Preoperative symptoms and signs are the main predictors at diagnosis of AA. Abdominal migratory pain, lack of appetite, and vomiting and nausea are the main complaints, and these complaints should be investigated carefully. Right lower quadrant tenderness, rebound, and fever are present in most patients. While tenderness and rebound can be seen in each period of the AA, preoperative fever has been reported to indicate complicated AA. Thus, fever has previously been reported as a predictive factor for morbidity, and our results are consistent with this.7,12
Early diagnosis of AA is important because the possibility of appendix perforation increases as diagnosis delay increases. Delay in appendectomy affects both the possibility of intra-abdominal abscess and postoperative complications.13 However, there are studies indicating that delayed appendectomy does not affect morbidity.14,15 Other studies have shown that early appendectomy reduces the risk of perforation and surgical site infections.16.17 Our findings support the reports of delayed hospital admission increasing morbidity.
Complicated appendicitis is defined as perforated appendicitis, peri-appendicular abscess or peritonitis, which is defined as acute inflammation of the peritoneum secondary to appendiceal infection. These diagnoses are investigated, but may not be identified, by imaging tools such as USG and CT.18 In the present study, the morbidity rate of the complicated group was 46.7% but only 17.5% in the non-complicated group which is in keeping with earlier reports of complicated appendicitis being related to morbidity.5,9,19
Laboratory parameters are useful to confirm diagnosis. The main laboratory findings are increased WBC count, presence of leukocytosis, WBC shift to the left, and increased CRP levels. Leukocytosis and shift of WBC to the left are also Alvarado score parameters. Increased WBC count was a predictor of morbidity in the study of Andert et al.5 and shift of WBC to the left was a predictor in the study of Sheu et al.7, while increased CRP levels was associated with morbidity in several studies.5,8 In contrast, in the present study, no relationship was found between laboratory parameters and morbidity.
There is no definite consensus that operative factors affect morbidity. However, many studies have shown that operative factors play a role in morbidity. Open surgery,20,21,22,23,24 conversion to open surgery,5 operation at night,5 and adverse events19 were reported to have a negative effect on morbidity. However, in contrast to this, no operative factor was associated with increased morbidity in this study.

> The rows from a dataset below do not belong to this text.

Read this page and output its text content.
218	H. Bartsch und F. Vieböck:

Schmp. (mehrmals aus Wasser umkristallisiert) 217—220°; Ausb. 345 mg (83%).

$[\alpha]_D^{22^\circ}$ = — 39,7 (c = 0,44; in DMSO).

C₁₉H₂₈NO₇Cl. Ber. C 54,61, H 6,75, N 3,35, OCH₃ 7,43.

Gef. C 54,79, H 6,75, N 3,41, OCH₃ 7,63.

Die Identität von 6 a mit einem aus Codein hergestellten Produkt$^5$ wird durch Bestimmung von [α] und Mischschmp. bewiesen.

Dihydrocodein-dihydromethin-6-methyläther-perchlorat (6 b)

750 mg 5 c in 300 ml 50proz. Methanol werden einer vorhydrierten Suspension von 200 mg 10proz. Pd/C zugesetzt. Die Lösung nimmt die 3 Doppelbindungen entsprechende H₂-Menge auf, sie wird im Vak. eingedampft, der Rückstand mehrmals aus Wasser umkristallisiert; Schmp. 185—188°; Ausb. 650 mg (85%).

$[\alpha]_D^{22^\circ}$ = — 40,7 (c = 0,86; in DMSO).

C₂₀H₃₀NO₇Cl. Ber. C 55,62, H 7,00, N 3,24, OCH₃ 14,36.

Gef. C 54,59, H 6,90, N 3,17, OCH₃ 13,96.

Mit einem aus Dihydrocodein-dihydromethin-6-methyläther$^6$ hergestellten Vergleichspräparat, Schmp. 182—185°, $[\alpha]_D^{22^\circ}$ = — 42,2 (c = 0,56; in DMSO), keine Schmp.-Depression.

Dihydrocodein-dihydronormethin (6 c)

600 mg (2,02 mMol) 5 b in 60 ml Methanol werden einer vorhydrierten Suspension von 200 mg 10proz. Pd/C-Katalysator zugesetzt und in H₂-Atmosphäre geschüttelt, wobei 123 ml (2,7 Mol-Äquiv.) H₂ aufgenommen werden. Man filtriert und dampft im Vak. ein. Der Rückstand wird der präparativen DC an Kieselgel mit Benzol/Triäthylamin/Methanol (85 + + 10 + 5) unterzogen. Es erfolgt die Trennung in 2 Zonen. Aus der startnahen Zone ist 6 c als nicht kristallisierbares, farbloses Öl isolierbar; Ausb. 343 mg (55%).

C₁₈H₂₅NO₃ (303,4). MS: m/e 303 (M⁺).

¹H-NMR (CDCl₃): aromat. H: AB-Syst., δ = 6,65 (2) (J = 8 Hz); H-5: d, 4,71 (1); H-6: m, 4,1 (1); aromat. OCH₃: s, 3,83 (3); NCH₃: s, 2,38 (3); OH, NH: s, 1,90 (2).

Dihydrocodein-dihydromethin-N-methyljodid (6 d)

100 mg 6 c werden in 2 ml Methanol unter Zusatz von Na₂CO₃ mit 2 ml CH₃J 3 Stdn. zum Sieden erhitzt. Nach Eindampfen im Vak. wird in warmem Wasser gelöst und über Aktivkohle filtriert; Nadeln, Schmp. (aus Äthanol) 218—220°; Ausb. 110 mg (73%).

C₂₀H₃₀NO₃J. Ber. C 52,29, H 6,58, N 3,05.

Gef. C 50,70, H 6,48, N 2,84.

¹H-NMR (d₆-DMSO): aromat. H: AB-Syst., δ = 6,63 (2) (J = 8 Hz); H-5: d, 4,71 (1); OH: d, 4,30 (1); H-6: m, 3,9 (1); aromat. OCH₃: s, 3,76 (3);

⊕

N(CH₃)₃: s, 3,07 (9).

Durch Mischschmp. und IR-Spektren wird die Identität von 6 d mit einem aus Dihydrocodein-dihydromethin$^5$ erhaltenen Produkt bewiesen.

Postoperative factors also play a major role on the occurrence of morbidity. Longer hospital stay,6,8 unsuitable or longer antibiotics usage,6 and severity of pathological findings had a negative effect on morbidity. In our study longer hospital stay was associated with higher morbidity while single antibiotic use had a significant effect on the likelihood of morbidity.
Conclusion
The aim of this study was to analyze risk factors associated with postoperative complications after appendectomy. The overall morbidity rate was 20.2% with no mortality. Preoperative fever, delayed hospital admission, complicated appendicitis, and single antibiotic use all increased morbidity while prolonged hospital stay was associated with morbidity. Although there is no factor increasing the likelihood of morbidity that is amenable to alteration, we recommend the use of combined antibiotics in the treatment of AA patients to reduce morbidity and to discharge the patients as early as possible.